Dr Fowlds injected another dosage of antidote into Themba’s bloodstream. Adrenaline shot through his struggling body. Themba jumped up, shocked, onto his feet, but only three of them. The fourth leg dangled lifelessly behind him. He tried to stand on it, failing miserably with every attempt. The right hind leg dragged behind him. It was disheartening.
When a rhino lies down for a long period of time the circulation of blood flow can be compromised. An average adult white rhino can weigh anywhere from 1,440kg up to 2,400kg and this immense pressure on their own limbs can be detrimental. This means no oxygenated blood can reach the muscle, tissues and fibres. In simple terms, it is a severe case of pins and needles like a dead leg. However, the dead leg if it remains in a fixed position long enough results in the muscles actually dying. The muscle loses the ability of the contraction and relaxation structure leading to the animal’s loss of mobility in the limb.
With only three functional legs and a hole replacing his horn, Themba’s chances of going back to the normality of a wild rhino’s life became increasingly unlikely. The wound would heal with care and assistance. Dr Fowlds injected both Themba and Thandi with antibiotics, painkillers, vitamins and more to nurture a strong immune system to heal and for the pain. There was chance of life. A rhino can live without a horn. But the internal damage in his dead leg was much harder to remedy.
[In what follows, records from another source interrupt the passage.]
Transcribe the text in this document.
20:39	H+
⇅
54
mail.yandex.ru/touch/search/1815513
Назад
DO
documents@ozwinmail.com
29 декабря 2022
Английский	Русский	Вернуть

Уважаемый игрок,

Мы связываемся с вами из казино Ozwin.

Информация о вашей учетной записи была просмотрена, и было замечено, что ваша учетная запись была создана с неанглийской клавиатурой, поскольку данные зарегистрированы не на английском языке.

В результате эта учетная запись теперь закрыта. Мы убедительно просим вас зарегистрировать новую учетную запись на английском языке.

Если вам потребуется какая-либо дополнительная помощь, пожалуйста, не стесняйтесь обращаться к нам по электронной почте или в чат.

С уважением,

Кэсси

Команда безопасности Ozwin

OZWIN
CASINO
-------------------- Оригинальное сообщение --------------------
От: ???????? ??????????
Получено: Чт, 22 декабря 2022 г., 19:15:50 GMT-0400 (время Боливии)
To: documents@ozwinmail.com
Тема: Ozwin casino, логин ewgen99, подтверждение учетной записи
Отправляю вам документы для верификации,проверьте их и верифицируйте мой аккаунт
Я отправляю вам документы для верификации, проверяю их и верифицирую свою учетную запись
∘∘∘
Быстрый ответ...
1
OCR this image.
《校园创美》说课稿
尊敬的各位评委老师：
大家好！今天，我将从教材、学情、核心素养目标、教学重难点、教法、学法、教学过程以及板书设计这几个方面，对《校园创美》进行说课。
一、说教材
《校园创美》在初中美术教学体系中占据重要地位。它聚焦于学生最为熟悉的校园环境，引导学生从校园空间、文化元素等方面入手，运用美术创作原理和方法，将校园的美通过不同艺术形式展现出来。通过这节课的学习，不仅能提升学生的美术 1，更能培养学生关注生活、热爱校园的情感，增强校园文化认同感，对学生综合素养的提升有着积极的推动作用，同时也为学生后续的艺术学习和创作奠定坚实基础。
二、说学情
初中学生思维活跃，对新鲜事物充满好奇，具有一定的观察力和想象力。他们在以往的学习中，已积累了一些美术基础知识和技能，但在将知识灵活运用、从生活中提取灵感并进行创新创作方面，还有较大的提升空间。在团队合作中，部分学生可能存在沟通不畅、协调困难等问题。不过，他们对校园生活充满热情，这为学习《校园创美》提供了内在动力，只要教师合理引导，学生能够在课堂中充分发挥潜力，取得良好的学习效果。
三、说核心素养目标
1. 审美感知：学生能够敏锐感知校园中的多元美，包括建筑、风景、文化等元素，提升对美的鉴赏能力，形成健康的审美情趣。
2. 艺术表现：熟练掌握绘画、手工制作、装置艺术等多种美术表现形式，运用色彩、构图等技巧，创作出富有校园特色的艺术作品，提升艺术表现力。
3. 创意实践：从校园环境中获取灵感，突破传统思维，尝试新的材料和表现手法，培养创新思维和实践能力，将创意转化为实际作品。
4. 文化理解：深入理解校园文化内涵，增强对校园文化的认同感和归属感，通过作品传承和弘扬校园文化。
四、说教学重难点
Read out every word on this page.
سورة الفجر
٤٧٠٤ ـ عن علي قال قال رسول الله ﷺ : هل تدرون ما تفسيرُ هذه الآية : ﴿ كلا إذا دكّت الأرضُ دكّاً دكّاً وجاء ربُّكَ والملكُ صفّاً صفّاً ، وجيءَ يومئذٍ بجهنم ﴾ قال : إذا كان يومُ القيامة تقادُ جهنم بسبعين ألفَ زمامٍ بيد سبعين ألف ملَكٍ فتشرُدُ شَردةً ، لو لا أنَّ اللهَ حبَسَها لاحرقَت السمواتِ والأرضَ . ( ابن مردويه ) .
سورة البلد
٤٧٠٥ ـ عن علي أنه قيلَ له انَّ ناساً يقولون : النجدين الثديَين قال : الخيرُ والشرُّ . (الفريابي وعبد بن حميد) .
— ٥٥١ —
In pain, Themba would try to return back to the life he used to lead. He would wander around alone with his unresponsive leg dragging behind him. The pain would never subside no matter how much Dr Fowlds intervened. His chances of survival were dropping by the day. Dr Fowlds and the rangers worried Themba would lose hope.
Rhinos are wallowers. Under the hot African summer sun, a pool of water and wet mud soothes their bothered bodies. Rhinos lie and roll in the cool mud to shield themselves from the harsh elements. The mud acts as a natural bug repellent and sunblock protecting the rhino’s tough sensitive skin to the natural environment of wild Africa.
Themba was a famous wallower. During the days he had his horn he would wallow for hours. He had one particular spot where he would seek out his haven. It was a dam perfectly viewed from the reserve’s restaurant deck. Guests of the reserve would gather on the wooden deck to watch him roll around in the dam, while they sipped on their sun-downers and admired his majestic playfulness.
One afternoon, 24 days after the attack, Themba returned to his wallowing hole. He lay in the shallows, trying to ease the chaffed skin caused by dragging all that dead weight behind him.
Themba slumped down and lowered his heavy head, defeated. He drowned in less than a foot of water at 9am on 26 March 2012. The poachers had won.